The yen surged against major crosses on Thursday for a fourth successive session, with the preferred carry trade currency’s safe haven status well and truly intact.

At 1700 BST, the dollar and euro were 1.58% and 1.69% lower versus the yen deepening the previous session’s declines, changing hands at JPY 108.05 and JPY 123.04 respectively.

Overnight, dovish minutes from the US Federal Reserve revealed policymakers discussed the possibility of a rate hike in April but the overall consensus was that the risks from a global economic slowdown meant a cautious approach was needed.
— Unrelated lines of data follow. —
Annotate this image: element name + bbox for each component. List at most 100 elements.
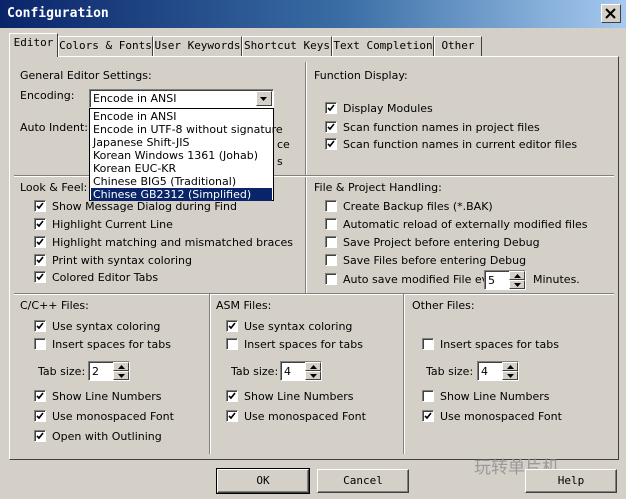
other-monospaced-font-checkbox[interactable] xyxy=(422,410,434,422)
cpp-monospaced-font-checkbox[interactable] xyxy=(34,410,46,422)
encoding-option[interactable]: Encode in ANSI xyxy=(91,110,272,123)
encoding-dropdown-list: Encode in ANSI Encode in UTF-8 without s… xyxy=(89,108,283,201)
check-icon xyxy=(228,322,236,330)
cpp-tab-size-spinner[interactable]: 2 xyxy=(88,361,130,381)
check-icon xyxy=(36,273,44,281)
check-icon xyxy=(36,432,44,440)
auto-reload-checkbox[interactable] xyxy=(325,218,337,230)
cpp-line-numbers-checkbox[interactable] xyxy=(34,390,46,402)
check-icon xyxy=(327,140,335,148)
encoding-select[interactable]: Encode in ANSI xyxy=(89,89,274,108)
save-project-debug-checkbox[interactable] xyxy=(325,236,337,248)
other-line-numbers-checkbox[interactable] xyxy=(422,390,434,402)
cpp-insert-spaces-label: Insert spaces for tabs xyxy=(52,338,171,351)
check-icon xyxy=(36,256,44,264)
asm-line-numbers-label: Show Line Numbers xyxy=(244,390,354,403)
arrow-down-icon xyxy=(507,374,514,378)
cpp-monospaced-font-label: Use monospaced Font xyxy=(52,410,174,423)
other-tab-size-value: 4 xyxy=(481,365,488,378)
spin-down-button[interactable] xyxy=(509,280,525,289)
scan-project-files-checkbox[interactable] xyxy=(325,121,337,133)
other-insert-spaces-label: Insert spaces for tabs xyxy=(440,338,559,351)
cpp-syntax-coloring-checkbox[interactable] xyxy=(34,320,46,332)
highlight-braces-checkbox[interactable] xyxy=(34,236,46,248)
scan-editor-files-label: Scan function names in current editor fi… xyxy=(343,138,578,151)
display-modules-checkbox[interactable] xyxy=(325,102,337,114)
ok-button[interactable]: OK xyxy=(216,468,310,494)
cpp-insert-spaces-checkbox[interactable] xyxy=(34,338,46,350)
close-button[interactable] xyxy=(601,4,621,23)
hidden-option-fragment: ce xyxy=(277,138,290,151)
auto-save-label: Auto save modified File every xyxy=(343,273,506,286)
spin-up-button[interactable] xyxy=(113,362,129,371)
colored-editor-tabs-checkbox[interactable] xyxy=(34,271,46,283)
encoding-option-selected[interactable]: Chinese GB2312 (Simplified) xyxy=(91,188,272,201)
colored-editor-tabs-label: Colored Editor Tabs xyxy=(52,271,159,284)
encoding-option[interactable]: Korean EUC-KR xyxy=(91,162,272,175)
scan-editor-files-checkbox[interactable] xyxy=(325,138,337,150)
create-backup-checkbox[interactable] xyxy=(325,200,337,212)
cpp-line-numbers-label: Show Line Numbers xyxy=(52,390,162,403)
encoding-label: Encoding: xyxy=(20,89,75,102)
print-syntax-coloring-label: Print with syntax coloring xyxy=(52,254,193,267)
asm-syntax-coloring-label: Use syntax coloring xyxy=(244,320,353,333)
create-backup-label: Create Backup files (*.BAK) xyxy=(343,200,493,213)
check-icon xyxy=(36,392,44,400)
other-insert-spaces-checkbox[interactable] xyxy=(422,338,434,350)
spin-up-button[interactable] xyxy=(502,362,518,371)
encoding-select-value: Encode in ANSI xyxy=(93,92,177,105)
encoding-option[interactable]: Korean Windows 1361 (Johab) xyxy=(91,149,272,162)
asm-monospaced-font-checkbox[interactable] xyxy=(226,410,238,422)
highlight-current-line-checkbox[interactable] xyxy=(34,218,46,230)
cancel-button[interactable]: Cancel xyxy=(317,469,409,493)
spin-down-button[interactable] xyxy=(113,371,129,380)
close-icon xyxy=(605,8,616,19)
encoding-option[interactable]: Encode in UTF-8 without signature xyxy=(91,123,283,136)
check-icon xyxy=(36,220,44,228)
check-icon xyxy=(36,202,44,210)
tab-shortcut-keys[interactable]: Shortcut Keys xyxy=(242,36,332,56)
asm-line-numbers-checkbox[interactable] xyxy=(226,390,238,402)
auto-save-checkbox[interactable] xyxy=(325,273,337,285)
cpp-outlining-checkbox[interactable] xyxy=(34,430,46,442)
tab-editor[interactable]: Editor xyxy=(9,33,58,57)
look-feel-title: Look & Feel: xyxy=(20,181,88,194)
check-icon xyxy=(327,104,335,112)
other-monospaced-font-label: Use monospaced Font xyxy=(440,410,562,423)
arrow-up-icon xyxy=(507,365,514,369)
spin-up-button[interactable] xyxy=(509,271,525,280)
save-project-debug-label: Save Project before entering Debug xyxy=(343,236,540,249)
auto-save-interval-spinner[interactable]: 5 xyxy=(484,270,526,290)
asm-syntax-coloring-checkbox[interactable] xyxy=(226,320,238,332)
show-find-dialog-checkbox[interactable] xyxy=(34,200,46,212)
encoding-dropdown-button[interactable] xyxy=(256,91,272,106)
other-files-title: Other Files: xyxy=(412,299,475,312)
tab-other[interactable]: Other xyxy=(434,36,482,56)
cpp-tab-size-label: Tab size: xyxy=(38,365,86,378)
tab-colors-fonts[interactable]: Colors & Fonts xyxy=(58,36,153,56)
title-bar[interactable]: Configuration xyxy=(0,0,626,28)
save-files-debug-checkbox[interactable] xyxy=(325,254,337,266)
highlight-braces-label: Highlight matching and mismatched braces xyxy=(52,236,293,249)
auto-reload-label: Automatic reload of externally modified … xyxy=(343,218,588,231)
spin-down-button[interactable] xyxy=(305,371,321,380)
other-tab-size-spinner[interactable]: 4 xyxy=(477,361,519,381)
scan-project-files-label: Scan function names in project files xyxy=(343,121,540,134)
encoding-option[interactable]: Japanese Shift-JIS xyxy=(91,136,272,149)
check-icon xyxy=(424,412,432,420)
check-icon xyxy=(228,412,236,420)
separator-horizontal-2 xyxy=(14,293,614,295)
encoding-option[interactable]: Chinese BIG5 (Traditional) xyxy=(91,175,272,188)
asm-insert-spaces-checkbox[interactable] xyxy=(226,338,238,350)
spin-up-button[interactable] xyxy=(305,362,321,371)
tab-user-keywords[interactable]: User Keywords xyxy=(153,36,242,56)
other-tab-size-label: Tab size: xyxy=(426,365,474,378)
tab-text-completion[interactable]: Text Completion xyxy=(332,36,434,56)
arrow-down-icon xyxy=(118,374,125,378)
asm-tab-size-spinner[interactable]: 4 xyxy=(280,361,322,381)
check-icon xyxy=(36,412,44,420)
help-button[interactable]: Help xyxy=(525,469,617,493)
print-syntax-coloring-checkbox[interactable] xyxy=(34,254,46,266)
asm-monospaced-font-label: Use monospaced Font xyxy=(244,410,366,423)
spin-down-button[interactable] xyxy=(502,371,518,380)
The downbeat note worsened short calls on the dollar. Yet, recent Japanese economic data had been weak and the country’s oil imports were at their lowest level since 1998.

Additionally, the Bank of Japan’s latest Tankan survey for March suggested the central bank’s adoption of negative interest rates in January was doing little to convince businesses that inflation was on its way.
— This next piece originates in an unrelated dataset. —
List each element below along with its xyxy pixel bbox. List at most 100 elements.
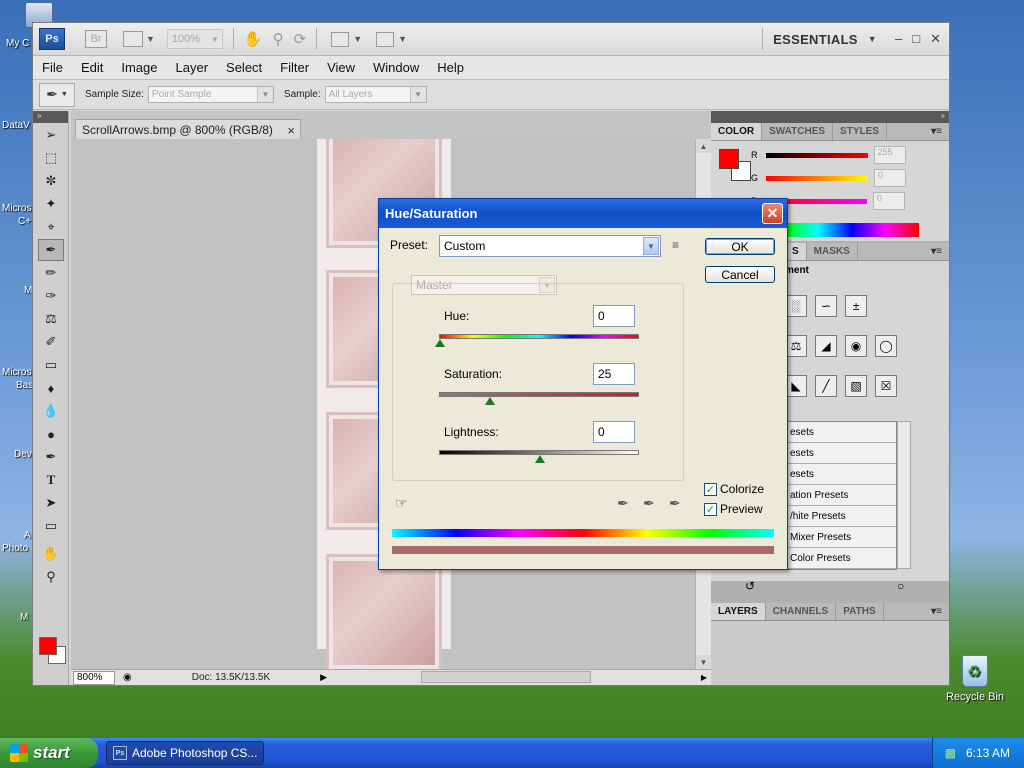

The survey showed that companies expected prices to increase by 0.8% on average in the next year, lower than the previous 1% expectation. Over the next three year, expectations are for 1.1% price rises, down from 1.3% expectations.

While Bank of Japan governor Haruhiko Kuroda has said he is 'monitoring the currency', Japanese policymakers have not confirmed any intervention thus far even though USD/JPY breached the psychological JPY111 and JPY 110 levels in a matter of days, with the JPY 108 level breached intraday today.

Craig Erlam, senior market analyst at Oanda, said, “It is almost as if traders are seeking to test the resolve of the Japanese central bank and finance ministry amid talks of possible intervention to put an end to its rapid appreciation. The dollar is now trading at the lowest level since October 2014 against the yen and the sell-off is showing no sign of abating.”

Additionally, Kit Juckes, head of forex at Societe Generale, said, “On the first of February, just before the BOJ's bungled attempt to ease monetary policy, the Bloomberg consensus for USD/JPY in Q4 2016 was 125, with a range of 110-134. Today, the consensus is 118, the range 100-131. That is about as confused as the FX market ever gets!”

“The current spike in positioning represents both a huge capitulation of the bearish yen consensus, and disillusion with the stronger dollar theme as US rate expectations tumble and equity indices fail to benefit from easier policy globally.”

"Japanese portfolio outflows are at historically extreme levels but [...] as expectations around the success of Abenomics in weakening the yen begin to falter, hedge ratios increase," BNP Paribas chipped in.

Nevertheless, the French broker turned less bearish on the USD/yen pair as it came nearer to its mid-year forecast of 108.0.

Meanwhile, overnight respite of commodity currencies did not last. As oil and selected metal futures headed lower, the Australian dollar fell 1.29% versus its US counterpart to change hands at US$0.7501.

The New Zealand dollar also fell 0.82% versus the greenback to change hands at $0.6768. The greenback rose across the board in the Americas up 0.60% versus the Canadian dollar to change hands CAD$1.3168.

A plethora of other commodities currencies headed lower in Latin America, with the dollar rising 1.55%, 0.95%, 1.12% and 1.94% against the Mexican, Colombian and Chilean pesos, and the Brazilian real.

Finally, the pound had yet another subdued session in absence of any major UK data, down 0.35% and 0.17% versus the dollar and euro exchanging at $1.4073 and €1.23690 respectively.

"Real rate spreads are consistent with EURUSD strength," BNP said.